CopyyCopy the text of the current node.
UndouUndo the last operation.
Preview?Preview the possible variations of the current node.
Tree viewvEnable tree-edit-view or display if already enabled.

Pasting

Along with the standard node-types of the given language, tree-edit has a special node-type p that will attempt to parse the type of the most recently copied text. If a type can be identified and the operation is valid, the copied text will be used.

A note on raise vs. delete, wrap vs. insert

Both of the following definition for argument list produce the same result on a textual level:

argument_list = expression | seq[expression "," argument_list]
argument_list = seq[expression, repeat["," expression]]

However, at the tree level, these two constructions result in different ways to modify the node.

For the first construction, you’d need to use raise/wrap to add and remove expressions:

(foo, [bar]) ==raise==> (foo)
([foo])      ===wrap==> (foo, bar)

While for the second, you can use insert/delete.

(foo, [bar]) ==delete=> (foo)
([foo])      ==insert=> (foo, bar)

This is something you may need to be aware of if you’re running trying to perform an operation that you think should work, but doesn’t!
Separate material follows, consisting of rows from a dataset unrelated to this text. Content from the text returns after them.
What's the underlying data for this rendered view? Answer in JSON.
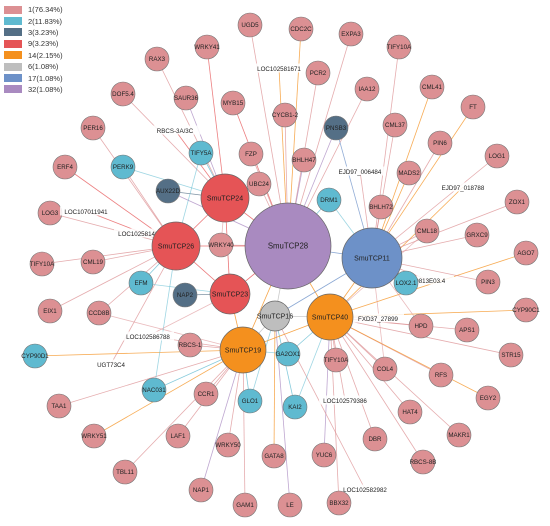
{
  "legend": [
    {
      "label": "1(76.34%)",
      "color": "#dc9093"
    },
    {
      "label": "2(11.83%)",
      "color": "#5fbad0"
    },
    {
      "label": "3(3.23%)",
      "color": "#546f86"
    },
    {
      "label": "9(3.23%)",
      "color": "#e55456"
    },
    {
      "label": "14(2.15%)",
      "color": "#f4901e"
    },
    {
      "label": "6(1.08%)",
      "color": "#bebebe"
    },
    {
      "label": "17(1.08%)",
      "color": "#6d91c8"
    },
    {
      "label": "32(1.08%)",
      "color": "#a98ac0"
    }
  ],
  "hubs": [
    {
      "id": "SmuTCP28",
      "cluster": 7
    },
    {
      "id": "SmuTCP11",
      "cluster": 6
    },
    {
      "id": "SmuTCP24",
      "cluster": 3
    },
    {
      "id": "SmuTCP26",
      "cluster": 3
    },
    {
      "id": "SmuTCP23",
      "cluster": 3
    },
    {
      "id": "SmuTCP40",
      "cluster": 4
    },
    {
      "id": "SmuTCP19",
      "cluster": 4
    },
    {
      "id": "SmuTCP16",
      "cluster": 5
    }
  ],
  "nodes": [
    {
      "id": "UGD5",
      "cluster": 0
    },
    {
      "id": "CDC2C",
      "cluster": 0
    },
    {
      "id": "EXPA3",
      "cluster": 0
    },
    {
      "id": "WRKY41",
      "cluster": 0
    },
    {
      "id": "RAX3",
      "cluster": 0
    },
    {
      "id": "TIFY10A",
      "cluster": 0,
      "key": "TIFY10A-1"
    },
    {
      "id": "LOC102581671",
      "cluster": 0
    },
    {
      "id": "PCR2",
      "cluster": 0
    },
    {
      "id": "DOF5.4",
      "cluster": 0
    },
    {
      "id": "SAUR36",
      "cluster": 0
    },
    {
      "id": "MYB15",
      "cluster": 0
    },
    {
      "id": "IAA12",
      "cluster": 0
    },
    {
      "id": "CML41",
      "cluster": 0
    },
    {
      "id": "RBCS-3A/3C",
      "cluster": 0
    },
    {
      "id": "CYCB1-2",
      "cluster": 0
    },
    {
      "id": "PNSB3",
      "cluster": 2
    },
    {
      "id": "CML37",
      "cluster": 0
    },
    {
      "id": "FT",
      "cluster": 0
    },
    {
      "id": "PER16",
      "cluster": 0
    },
    {
      "id": "TIFY5A",
      "cluster": 1
    },
    {
      "id": "FZP",
      "cluster": 0
    },
    {
      "id": "BHLH47",
      "cluster": 0
    },
    {
      "id": "PIN6",
      "cluster": 0
    },
    {
      "id": "EJD97_006484",
      "cluster": 0
    },
    {
      "id": "LOG1",
      "cluster": 0
    },
    {
      "id": "ERF4",
      "cluster": 0
    },
    {
      "id": "PERK9",
      "cluster": 1
    },
    {
      "id": "MADS2",
      "cluster": 0
    },
    {
      "id": "EJD97_018788",
      "cluster": 0
    },
    {
      "id": "AUX22D",
      "cluster": 2
    },
    {
      "id": "UBC24",
      "cluster": 0
    },
    {
      "id": "DRM1",
      "cluster": 1
    },
    {
      "id": "BHLH72",
      "cluster": 0
    },
    {
      "id": "ZOX1",
      "cluster": 0
    },
    {
      "id": "LOG3",
      "cluster": 0
    },
    {
      "id": "LOC107011941",
      "cluster": 0
    },
    {
      "id": "LOC102581404",
      "cluster": 0
    },
    {
      "id": "WRKY40",
      "cluster": 0
    },
    {
      "id": "CML18",
      "cluster": 0
    },
    {
      "id": "GRXC9",
      "cluster": 0
    },
    {
      "id": "TIFY10A",
      "cluster": 0,
      "key": "TIFY10A-2"
    },
    {
      "id": "CML19",
      "cluster": 0
    },
    {
      "id": "AGO7",
      "cluster": 0
    },
    {
      "id": "H0813E03.4",
      "cluster": 0
    },
    {
      "id": "LOX2.1",
      "cluster": 1
    },
    {
      "id": "PIN3",
      "cluster": 0
    },
    {
      "id": "EFM",
      "cluster": 1
    },
    {
      "id": "NAP2",
      "cluster": 2
    },
    {
      "id": "EIX1",
      "cluster": 0
    },
    {
      "id": "CCD8B",
      "cluster": 0
    },
    {
      "id": "FXD37_27899",
      "cluster": 0
    },
    {
      "id": "CYP90C1",
      "cluster": 0,
      "key": "CYP90C1-R"
    },
    {
      "id": "LOC102586788",
      "cluster": 0
    },
    {
      "id": "HPD",
      "cluster": 0
    },
    {
      "id": "APS1",
      "cluster": 0
    },
    {
      "id": "RBCS-1",
      "cluster": 0
    },
    {
      "id": "GA2OX1",
      "cluster": 1
    },
    {
      "id": "TIFY10A",
      "cluster": 0,
      "key": "TIFY10A-3"
    },
    {
      "id": "CYP90D1",
      "cluster": 1
    },
    {
      "id": "UGT73C4",
      "cluster": 0
    },
    {
      "id": "STR15",
      "cluster": 0
    },
    {
      "id": "COL4",
      "cluster": 0
    },
    {
      "id": "NAC031",
      "cluster": 1
    },
    {
      "id": "CCR1",
      "cluster": 0
    },
    {
      "id": "RFS",
      "cluster": 0
    },
    {
      "id": "TAA1",
      "cluster": 0
    },
    {
      "id": "GLO1",
      "cluster": 1
    },
    {
      "id": "LOC102579386",
      "cluster": 0
    },
    {
      "id": "EGY2",
      "cluster": 0
    },
    {
      "id": "KAI2",
      "cluster": 1
    },
    {
      "id": "HAT4",
      "cluster": 0
    },
    {
      "id": "WRKY51",
      "cluster": 0
    },
    {
      "id": "LAF1",
      "cluster": 0
    },
    {
      "id": "MAKR1",
      "cluster": 0
    },
    {
      "id": "DBR",
      "cluster": 0
    },
    {
      "id": "WRKY50",
      "cluster": 0
    },
    {
      "id": "TBL11",
      "cluster": 0
    },
    {
      "id": "GATA8",
      "cluster": 0
    },
    {
      "id": "YUC6",
      "cluster": 0
    },
    {
      "id": "RBCS-8B",
      "cluster": 0
    },
    {
      "id": "NAP1",
      "cluster": 0
    },
    {
      "id": "LOC102582982",
      "cluster": 0
    },
    {
      "id": "GAM1",
      "cluster": 0
    },
    {
      "id": "LE",
      "cluster": 0
    },
    {
      "id": "BBX32",
      "cluster": 0
    }
  ]
}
In doubt, check the grammar.js of the language.

Supported languages

StatusLanguage
Python
🔨C
🔨Java
Supported
🔶Requires custom grammar
🔨Under development

Tree-edit is designed to be as language-agnostic as possible. Currently the list of supported languages is not very impressive, but in theory it should be as simple as running a script to preprocess a grammar and adding a configuration file for the language.

See here to learn the process for adding a new language.

Customization

Currently adding customization ontop of the preset language files requires a fair bit of boilerplate, but here’s some code to get started.
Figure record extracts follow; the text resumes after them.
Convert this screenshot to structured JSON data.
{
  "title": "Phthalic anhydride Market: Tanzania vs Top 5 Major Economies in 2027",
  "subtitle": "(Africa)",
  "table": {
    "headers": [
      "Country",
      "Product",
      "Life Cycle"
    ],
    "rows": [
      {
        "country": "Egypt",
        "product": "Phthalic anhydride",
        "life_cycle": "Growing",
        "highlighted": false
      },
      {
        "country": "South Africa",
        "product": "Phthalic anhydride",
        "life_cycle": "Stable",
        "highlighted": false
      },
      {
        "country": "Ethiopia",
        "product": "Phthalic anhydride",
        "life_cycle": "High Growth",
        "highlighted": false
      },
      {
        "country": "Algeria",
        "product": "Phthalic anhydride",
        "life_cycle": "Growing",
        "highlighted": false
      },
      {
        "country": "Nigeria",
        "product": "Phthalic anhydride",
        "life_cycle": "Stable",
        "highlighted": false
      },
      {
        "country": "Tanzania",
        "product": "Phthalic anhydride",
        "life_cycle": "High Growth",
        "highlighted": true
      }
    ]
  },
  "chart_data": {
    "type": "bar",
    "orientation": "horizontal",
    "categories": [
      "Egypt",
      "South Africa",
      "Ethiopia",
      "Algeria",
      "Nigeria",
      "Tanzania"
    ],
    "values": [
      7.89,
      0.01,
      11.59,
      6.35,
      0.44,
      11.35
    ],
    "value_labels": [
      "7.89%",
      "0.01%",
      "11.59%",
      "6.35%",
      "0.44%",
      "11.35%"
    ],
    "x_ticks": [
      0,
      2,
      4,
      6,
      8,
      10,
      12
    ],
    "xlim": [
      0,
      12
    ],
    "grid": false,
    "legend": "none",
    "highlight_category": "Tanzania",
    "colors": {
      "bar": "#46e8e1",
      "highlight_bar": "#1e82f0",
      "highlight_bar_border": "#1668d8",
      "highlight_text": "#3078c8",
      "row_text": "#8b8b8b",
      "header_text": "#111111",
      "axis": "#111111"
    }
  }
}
(with-eval-after-load 'tree-edit-java
  (with-mode-local java-mode
    (setq-mode-local
     java-mode

     tree-edit-syntax-snippets
     (append
      ;; Put your snippets here
      '((identifier . ("FOOBAR")))
      tree-edit-syntax-snippets)

     tree-edit-nodes
     (append
      ;; Put your nodes here
      '((:type if_statement
         :key "z"
         :name "if-else statement"
         :node-override '((if_statement . ("if" parenthesized_expression block "else" block)))))
      tree-edit-nodes)))

  (evil-tree-edit-set-state-bindings 'java-mode))

See tree-edit-java.el and the docstrings of the accompanying variables for more information.

Limitations

A non-comprehensive list of some of the larger limitations that tree-edit currently has:

Impedance mismatch
Most tree-sitter grammars were not designed with tree-edit’s usecase in mind, so some grammars may be structured inconveniently for tree-edit’s purposes.
Tree-sitter-langs
Tree-edit currently depends on tree-sitter-langs to power the tree-sitter parsers, however tree-sitter-langs does not always have the most up-to-date grammars and is missing some languages. If this continues to be an issue a fork may be needed.

Implementation

To learn more about how tree-edit works under the hood, see this high-level overview or check out this org doc with executable code examples demonstrating how the syntax generation works.

Contributing

Contributions are very much welcome! In particular, adding language files would be a great place to help. Otherwise, the issues are a good place to propose features or find ones to implement.

The project is fairly complex and the documentation is still in progress, so feel free to open a discussion if you’re interested in helping out but you’re not sure where to start!

Tests can be run using ./run-tests.sh script.

Related projects

combobulate
Structural navigation and limited structural editing
grammatical-edit
Smartparens-like using tree-sitter (?)
evil-textobj-tree-sitter
Evil mode text objects using tree-sitter queries.
lispy
Lisp structural editing package – big inspiration for tree-edit!
smartparens
Multilingual package with structural editing limited to matching delimiters.